Certain people may benefit from vitamin D supplementation. However, there is conflicting evidence about the amount of vitamin D that is safe and effective, or even necessary, to use as a supplement.
Why do people take vitamin D?
Vitamin D is important for people with osteoporosis. Studies show that calcium and vitamin D together can increase bone density in postmenopausal women. Vitamin D also helps with other disorders associated with weak bones, like rickets.

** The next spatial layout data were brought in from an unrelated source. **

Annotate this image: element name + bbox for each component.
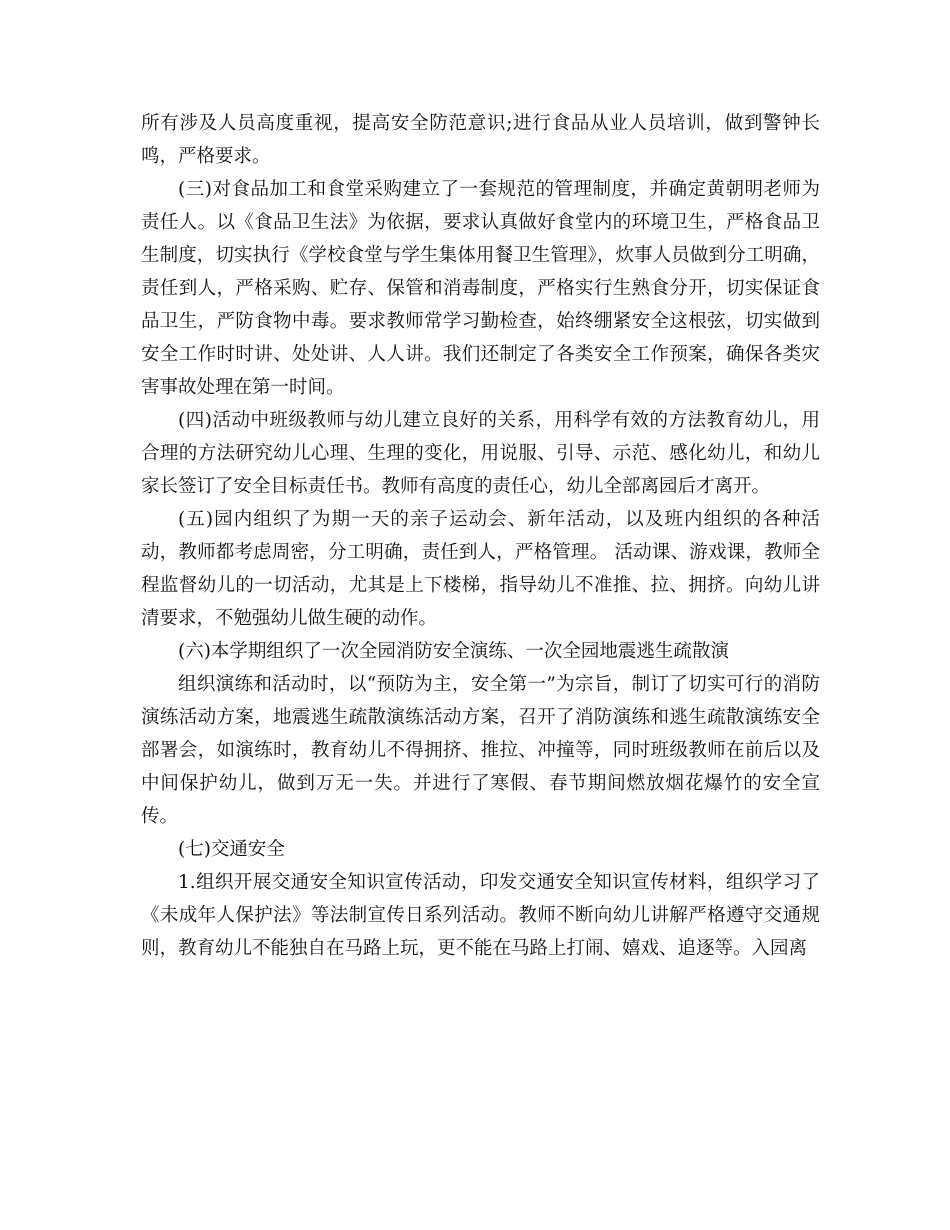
paragraph-3: (四)活动中班级教师与幼儿建立良好的关系，用科学有效的方法教育幼儿，用合理的方法研究幼儿心理、生理的变化，用说服、引导、示范、感化幼儿，和幼儿家长签订了安全目标责任书。教师有高度的责任心，幼儿全部离园后才离开。 <box>141 410 820 497</box>
paragraph-2: (三)对食品加工和食堂采购建立了一套规范的管理制度，并确定黄朝明老师为责任人。以《食品卫生法》为依据，要求认真做好食堂内的环境卫生，严格食品卫生制度，切实执行《学校食堂与学生集体用餐卫生管理》，炊事人员做到分工明确，责任到人，严格采购、贮存、保管和消毒制度，严格实行生熟食分开，切实保证食品卫生，严防食物中毒。要求教师常学习勤检查，始终绷紧安全这根弦，切实做到安全工作时时讲、处处讲、人人讲。我们还制定了各类安全工作预案，确保各类灾害事故处理在第一时间。 <box>141 179 820 398</box>
paragraph-1: 所有涉及人员高度重视，提高安全防范意识;进行食品从业人员培训，做到警钟长鸣，严格要求。 <box>141 113 820 167</box>
paragraph-4: (五)园内组织了为期一天的亲子运动会、新年活动，以及班内组织的各种活动，教师都考虑周密，分工明确，责任到人，严格管理。 活动课、游戏课，教师全程监督幼儿的一切活动，尤其是上下楼梯，指导幼儿不准推、拉、拥挤。向幼儿讲清要求，不勉强幼儿做生硬的动作。 <box>141 509 820 629</box>
paragraph-6: 组织演练和活动时，以“预防为主，安全第一”为宗旨，制订了切实可行的消防演练活动方案，地震逃生疏散演练活动方案，召开了消防演练和逃生疏散演练安全部署会，如演练时，教育幼儿不得拥挤、推拉、冲撞等，同时班级教师在前后以及中间保护幼儿，做到万无一失。并进行了寒假、春节期间燃放烟花爆竹的安全宣传。 <box>141 674 820 827</box>
paragraph-8: 1.组织开展交通安全知识宣传活动，印发交通安全知识宣传材料，组织学习了《未成年人保护法》等法制宣传日系列活动。教师不断向幼儿讲解严格遵守交通规则，教育幼儿不能独自在马路上玩，更不能在马路上打闹、嬉戏、追逐等。入园离 <box>141 872 820 959</box>
paragraph-7: (七)交通安全 <box>178 839 285 860</box>
paragraph-5: (六)本学期组织了一次全园消防安全演练、一次全园地震逃生疏散演 <box>178 641 729 662</box>
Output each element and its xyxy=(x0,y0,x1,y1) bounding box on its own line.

People who have low levels of vitamin D may need supplements. Vitamin D deficiencies are more common in those who:
- Are over 50
- Get very little sun exposure
- Have kidney disease or diseases that affect the absorption of minerals
- Have darker skin
- Are lactose intolerant
- Are vegan
- Are infants who are fed only breast milk
Vitamin D deficiency is commonly seen in people living in the Northern parts of the U.S.
Studies have found prescription-strength vitamin D lotions helpful in treating psoriasis. Vitamin D has also been studied for other conditions ranging from cancer prevention to high blood pressure, but the evidence is unclear.